Investigate TMDb movie data

Primary LanguageJupyter Notebook

Investigate TMDb movie data

In this notebook, I investigate the movie data from [The Movie Database (TMDb)](https://www.themoviedb.org/)


I have explored three questions:

  • Does budget relate to vote average of the movie?
  • What percent of the movie made no revenue?
  • Does the average revenue increase over time?


The notebook including data wrangling and exploratory data analysis.

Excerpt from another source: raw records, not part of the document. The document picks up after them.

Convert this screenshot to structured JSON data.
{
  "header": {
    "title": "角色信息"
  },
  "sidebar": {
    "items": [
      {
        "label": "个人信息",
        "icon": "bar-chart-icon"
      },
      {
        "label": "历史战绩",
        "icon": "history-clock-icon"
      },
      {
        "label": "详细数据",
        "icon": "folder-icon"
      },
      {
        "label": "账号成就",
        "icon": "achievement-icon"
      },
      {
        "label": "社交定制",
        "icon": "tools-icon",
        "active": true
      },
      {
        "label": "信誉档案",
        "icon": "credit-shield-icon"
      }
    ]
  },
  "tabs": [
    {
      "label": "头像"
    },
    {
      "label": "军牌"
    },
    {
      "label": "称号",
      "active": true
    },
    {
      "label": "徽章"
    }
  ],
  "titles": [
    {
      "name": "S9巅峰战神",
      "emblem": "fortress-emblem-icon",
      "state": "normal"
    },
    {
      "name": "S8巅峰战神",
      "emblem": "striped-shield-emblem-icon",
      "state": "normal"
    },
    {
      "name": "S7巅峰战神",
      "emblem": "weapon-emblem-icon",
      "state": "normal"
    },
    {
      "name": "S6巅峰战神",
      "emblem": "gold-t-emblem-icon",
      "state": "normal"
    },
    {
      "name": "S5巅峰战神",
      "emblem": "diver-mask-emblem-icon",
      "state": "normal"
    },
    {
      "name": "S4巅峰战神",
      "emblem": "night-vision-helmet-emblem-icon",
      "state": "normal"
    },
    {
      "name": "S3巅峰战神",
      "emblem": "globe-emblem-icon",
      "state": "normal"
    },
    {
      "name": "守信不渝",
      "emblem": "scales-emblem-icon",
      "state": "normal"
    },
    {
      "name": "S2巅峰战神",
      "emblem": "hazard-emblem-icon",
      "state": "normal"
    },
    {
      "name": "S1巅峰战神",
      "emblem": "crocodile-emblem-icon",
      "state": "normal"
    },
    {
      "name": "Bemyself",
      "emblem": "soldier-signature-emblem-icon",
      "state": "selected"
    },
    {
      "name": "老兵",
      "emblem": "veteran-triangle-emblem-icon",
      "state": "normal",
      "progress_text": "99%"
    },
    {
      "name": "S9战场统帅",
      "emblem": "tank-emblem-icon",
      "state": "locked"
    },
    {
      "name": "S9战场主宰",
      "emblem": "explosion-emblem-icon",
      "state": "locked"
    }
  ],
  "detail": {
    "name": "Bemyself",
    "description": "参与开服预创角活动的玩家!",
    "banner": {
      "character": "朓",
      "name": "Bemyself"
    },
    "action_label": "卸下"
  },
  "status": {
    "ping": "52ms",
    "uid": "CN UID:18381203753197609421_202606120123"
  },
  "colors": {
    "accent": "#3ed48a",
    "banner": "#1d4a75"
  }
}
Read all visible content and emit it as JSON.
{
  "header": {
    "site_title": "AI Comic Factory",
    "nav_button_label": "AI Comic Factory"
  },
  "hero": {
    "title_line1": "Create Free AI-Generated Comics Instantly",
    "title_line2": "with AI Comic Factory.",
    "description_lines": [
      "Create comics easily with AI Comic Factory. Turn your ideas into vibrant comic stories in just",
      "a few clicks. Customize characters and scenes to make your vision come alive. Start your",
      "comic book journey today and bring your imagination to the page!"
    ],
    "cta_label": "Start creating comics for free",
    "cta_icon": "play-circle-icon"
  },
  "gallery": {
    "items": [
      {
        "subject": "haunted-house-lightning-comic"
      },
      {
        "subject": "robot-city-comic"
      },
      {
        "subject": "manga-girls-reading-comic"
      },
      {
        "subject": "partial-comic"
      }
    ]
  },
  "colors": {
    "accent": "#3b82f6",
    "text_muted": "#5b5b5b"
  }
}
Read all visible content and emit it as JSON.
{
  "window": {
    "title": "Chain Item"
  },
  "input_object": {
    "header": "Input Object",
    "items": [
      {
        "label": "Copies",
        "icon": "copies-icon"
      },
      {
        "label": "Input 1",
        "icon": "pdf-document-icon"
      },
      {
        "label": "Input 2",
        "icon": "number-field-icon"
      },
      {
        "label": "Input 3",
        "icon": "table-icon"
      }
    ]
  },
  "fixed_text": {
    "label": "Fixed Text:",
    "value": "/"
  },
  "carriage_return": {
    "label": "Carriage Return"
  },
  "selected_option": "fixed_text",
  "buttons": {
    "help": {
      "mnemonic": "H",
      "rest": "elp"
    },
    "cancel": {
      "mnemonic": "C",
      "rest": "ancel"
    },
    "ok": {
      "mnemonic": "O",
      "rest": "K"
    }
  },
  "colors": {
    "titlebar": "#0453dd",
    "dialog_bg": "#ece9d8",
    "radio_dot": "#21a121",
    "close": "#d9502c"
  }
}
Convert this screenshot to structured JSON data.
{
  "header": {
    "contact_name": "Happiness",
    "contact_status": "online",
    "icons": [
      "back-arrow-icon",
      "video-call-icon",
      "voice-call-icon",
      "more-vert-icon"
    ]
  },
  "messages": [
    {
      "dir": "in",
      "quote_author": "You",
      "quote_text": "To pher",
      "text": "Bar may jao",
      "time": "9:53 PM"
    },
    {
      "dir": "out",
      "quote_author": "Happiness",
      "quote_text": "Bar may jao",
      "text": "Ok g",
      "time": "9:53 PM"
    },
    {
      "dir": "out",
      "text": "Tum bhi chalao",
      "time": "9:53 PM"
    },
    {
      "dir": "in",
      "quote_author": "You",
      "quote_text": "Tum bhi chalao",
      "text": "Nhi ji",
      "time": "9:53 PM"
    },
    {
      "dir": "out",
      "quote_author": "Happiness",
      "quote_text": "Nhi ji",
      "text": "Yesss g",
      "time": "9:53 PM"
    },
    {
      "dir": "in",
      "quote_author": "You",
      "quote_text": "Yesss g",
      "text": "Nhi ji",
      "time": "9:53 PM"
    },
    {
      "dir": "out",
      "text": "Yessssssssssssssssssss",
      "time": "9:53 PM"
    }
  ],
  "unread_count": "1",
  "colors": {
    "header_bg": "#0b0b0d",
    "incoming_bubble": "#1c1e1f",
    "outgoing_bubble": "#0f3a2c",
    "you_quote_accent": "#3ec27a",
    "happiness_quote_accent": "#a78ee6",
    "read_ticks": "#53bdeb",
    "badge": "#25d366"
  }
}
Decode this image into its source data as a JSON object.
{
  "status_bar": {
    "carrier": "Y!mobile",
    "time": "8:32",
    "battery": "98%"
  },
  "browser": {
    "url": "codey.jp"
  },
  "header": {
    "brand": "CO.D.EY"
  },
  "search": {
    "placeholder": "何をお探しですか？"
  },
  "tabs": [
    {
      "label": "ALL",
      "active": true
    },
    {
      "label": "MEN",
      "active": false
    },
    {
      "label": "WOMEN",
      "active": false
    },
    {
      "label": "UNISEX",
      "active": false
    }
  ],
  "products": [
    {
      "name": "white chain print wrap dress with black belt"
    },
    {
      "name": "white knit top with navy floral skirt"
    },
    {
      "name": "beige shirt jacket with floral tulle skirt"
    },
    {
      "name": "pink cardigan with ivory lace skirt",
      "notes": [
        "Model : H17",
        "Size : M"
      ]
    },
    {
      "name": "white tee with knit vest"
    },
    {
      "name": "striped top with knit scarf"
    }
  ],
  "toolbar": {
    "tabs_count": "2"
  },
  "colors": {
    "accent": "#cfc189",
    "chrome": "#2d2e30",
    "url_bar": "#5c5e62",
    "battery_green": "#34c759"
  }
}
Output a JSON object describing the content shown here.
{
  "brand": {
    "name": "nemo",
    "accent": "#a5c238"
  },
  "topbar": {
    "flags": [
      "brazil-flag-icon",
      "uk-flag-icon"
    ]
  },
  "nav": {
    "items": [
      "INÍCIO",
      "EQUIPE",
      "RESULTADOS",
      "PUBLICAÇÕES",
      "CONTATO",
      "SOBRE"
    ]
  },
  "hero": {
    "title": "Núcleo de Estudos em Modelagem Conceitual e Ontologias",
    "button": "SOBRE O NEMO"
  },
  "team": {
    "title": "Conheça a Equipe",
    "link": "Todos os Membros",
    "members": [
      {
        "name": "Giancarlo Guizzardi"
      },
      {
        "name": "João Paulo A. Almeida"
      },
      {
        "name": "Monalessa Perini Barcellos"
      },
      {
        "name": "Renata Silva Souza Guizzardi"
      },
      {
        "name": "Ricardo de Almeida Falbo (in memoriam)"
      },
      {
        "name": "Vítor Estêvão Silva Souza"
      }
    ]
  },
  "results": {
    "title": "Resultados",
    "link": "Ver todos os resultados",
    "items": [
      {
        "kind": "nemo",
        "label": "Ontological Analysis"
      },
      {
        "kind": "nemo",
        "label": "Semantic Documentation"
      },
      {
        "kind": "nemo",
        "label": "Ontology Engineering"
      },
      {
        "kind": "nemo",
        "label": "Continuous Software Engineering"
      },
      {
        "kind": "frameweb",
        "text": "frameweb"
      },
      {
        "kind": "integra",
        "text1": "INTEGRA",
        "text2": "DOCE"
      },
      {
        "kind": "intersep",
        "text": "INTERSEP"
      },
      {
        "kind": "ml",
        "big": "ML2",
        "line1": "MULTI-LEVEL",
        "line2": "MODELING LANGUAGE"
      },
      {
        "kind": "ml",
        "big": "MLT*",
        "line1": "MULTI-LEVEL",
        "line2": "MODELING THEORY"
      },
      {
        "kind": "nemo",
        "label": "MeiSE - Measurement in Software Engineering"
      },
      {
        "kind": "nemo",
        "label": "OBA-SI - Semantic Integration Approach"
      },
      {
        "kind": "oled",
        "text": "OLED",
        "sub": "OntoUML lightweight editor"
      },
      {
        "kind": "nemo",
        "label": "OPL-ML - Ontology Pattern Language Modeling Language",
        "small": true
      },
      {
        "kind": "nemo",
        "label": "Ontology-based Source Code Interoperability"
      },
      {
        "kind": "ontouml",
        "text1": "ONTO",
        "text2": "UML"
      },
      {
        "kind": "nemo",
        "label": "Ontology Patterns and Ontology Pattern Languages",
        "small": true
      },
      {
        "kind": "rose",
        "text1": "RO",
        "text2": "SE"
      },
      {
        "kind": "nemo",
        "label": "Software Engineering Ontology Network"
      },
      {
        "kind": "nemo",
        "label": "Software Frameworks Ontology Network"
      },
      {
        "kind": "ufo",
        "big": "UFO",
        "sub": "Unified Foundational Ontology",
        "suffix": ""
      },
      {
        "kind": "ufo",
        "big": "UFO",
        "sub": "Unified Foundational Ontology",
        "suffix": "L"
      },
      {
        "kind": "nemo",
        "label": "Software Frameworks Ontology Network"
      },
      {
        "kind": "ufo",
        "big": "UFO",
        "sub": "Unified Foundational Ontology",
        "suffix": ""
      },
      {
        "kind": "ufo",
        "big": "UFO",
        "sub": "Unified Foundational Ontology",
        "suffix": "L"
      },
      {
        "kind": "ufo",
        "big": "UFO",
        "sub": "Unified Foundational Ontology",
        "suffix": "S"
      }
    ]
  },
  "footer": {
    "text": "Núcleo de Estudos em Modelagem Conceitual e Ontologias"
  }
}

In data wrangling, I first checked the general information, like the structure of data, missing values, duplicates. Then I cleaned the data by:

  • Find the duplicated row, and drop these data.
  • Drop columns that are not relevant and have a lot missing value.
  • Fill row with missing value.


In the exploratory data analysis, I did the following:

To answer the first question "Does budget relate to vote average of the movie?",

  • Use scatter plot to explore the relationship between budget and avareage vote.
  • Divide the vote into three bins, and use bar chart to visualize the budget in each category.

To answer the second question "What percent of the movie made no revenue?",

  • Separate the dataset by positive revenue or no revenue.
  • Visualize the percentage of negative vs positive using pie chart.

To answer the third question "Does the average revenue increase over time?",

  • Plot average revenue over time and add regression line to see the trend.
  • Plot revenue of each movie over time to explore the reason for the pattern in previous graph.
  • Base on my assumption, plot sum of revenue and number of movie made each year to confirm the assumption.